(HealthDay News) – For patients with out-of-hospital cardiac arrest (OHCA) who do not regain consciousness, an invasive strategy characterized by emergency coronary angiography and subsequent percutaneous coronary intervention (PCI), if indicated, is associated with improved in-hospital survival, according to a study published in the Dec. 15 issue of The American Journal of Cardiology.

Davide Zanuttini, MD, of the Santa Maria della Misericordia University Hospital in Udine, Italy, and associates conducted a retrospective study involving 93 consecutive OHCA patients (76% men; mean age, 67 years). The authors sought to examine the impact of an invasive strategy on in-hospital survival of resuscitated patients with OHCA and no obvious extracardiac cause, who do not regain consciousness shortly after recovery of spontaneous circulation.

The researchers found that, of the 66 patients (71%) who underwent coronary angiography, 48 had emergency coronary angiography, and the mean time from OHCA to angiography was 13 days in the remaining 18 patients.
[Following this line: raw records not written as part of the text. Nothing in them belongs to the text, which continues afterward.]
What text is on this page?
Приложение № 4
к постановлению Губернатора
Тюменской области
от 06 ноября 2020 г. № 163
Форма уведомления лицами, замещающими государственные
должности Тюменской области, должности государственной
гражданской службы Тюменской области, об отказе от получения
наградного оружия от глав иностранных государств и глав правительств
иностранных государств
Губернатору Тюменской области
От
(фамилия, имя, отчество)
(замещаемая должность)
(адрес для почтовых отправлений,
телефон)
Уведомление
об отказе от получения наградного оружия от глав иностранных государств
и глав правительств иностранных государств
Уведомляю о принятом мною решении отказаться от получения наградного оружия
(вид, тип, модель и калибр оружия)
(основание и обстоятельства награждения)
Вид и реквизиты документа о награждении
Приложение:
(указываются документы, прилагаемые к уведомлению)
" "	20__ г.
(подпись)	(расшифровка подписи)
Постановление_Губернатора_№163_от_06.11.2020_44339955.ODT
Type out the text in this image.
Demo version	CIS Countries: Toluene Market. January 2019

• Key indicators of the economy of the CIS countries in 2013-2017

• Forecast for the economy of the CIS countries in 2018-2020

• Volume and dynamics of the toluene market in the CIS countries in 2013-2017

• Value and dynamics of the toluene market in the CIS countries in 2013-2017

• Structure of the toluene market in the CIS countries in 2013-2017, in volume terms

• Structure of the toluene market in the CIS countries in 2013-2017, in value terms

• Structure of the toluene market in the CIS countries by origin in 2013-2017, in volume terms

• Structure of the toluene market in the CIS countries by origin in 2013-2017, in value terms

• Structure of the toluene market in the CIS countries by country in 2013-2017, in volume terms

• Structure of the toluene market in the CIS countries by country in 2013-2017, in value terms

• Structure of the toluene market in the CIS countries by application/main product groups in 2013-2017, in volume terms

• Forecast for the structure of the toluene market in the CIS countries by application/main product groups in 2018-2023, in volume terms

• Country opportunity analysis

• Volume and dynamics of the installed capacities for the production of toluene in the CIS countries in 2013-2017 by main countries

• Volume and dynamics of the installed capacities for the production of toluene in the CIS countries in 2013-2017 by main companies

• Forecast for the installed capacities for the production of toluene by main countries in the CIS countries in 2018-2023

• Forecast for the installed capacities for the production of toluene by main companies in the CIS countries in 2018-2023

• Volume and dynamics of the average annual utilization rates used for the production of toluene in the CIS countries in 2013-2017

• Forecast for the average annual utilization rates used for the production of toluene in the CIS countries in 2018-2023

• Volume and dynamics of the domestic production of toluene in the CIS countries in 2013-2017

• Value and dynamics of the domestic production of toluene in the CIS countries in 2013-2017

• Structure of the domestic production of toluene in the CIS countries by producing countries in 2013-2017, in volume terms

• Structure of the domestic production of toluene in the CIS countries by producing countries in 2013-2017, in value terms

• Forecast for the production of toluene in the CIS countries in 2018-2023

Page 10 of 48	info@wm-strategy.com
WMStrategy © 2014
Of those who underwent emergency coronary angiography, 52% underwent successful emergency PCI of a culprit coronary lesion. There was a 54% in-hospital survival rate. Emergency coronary angiography and successful emergency PCI correlated significantly with in-hospital survival (hazard ratios, 2.32 and 2.54, respectively). For patients referred to coronary angiography, a delay in performance was independently associated with in-hospital mortality (hazard ratio, 0.95; P=0.013).

“In conclusion, an invasive strategy characterized by emergency coronary angiography and subsequent PCI, if indicated, seems to improve in-hospital outcome of resuscitated but unconscious patients with OHCA without obvious extracardiac cause,” the authors write.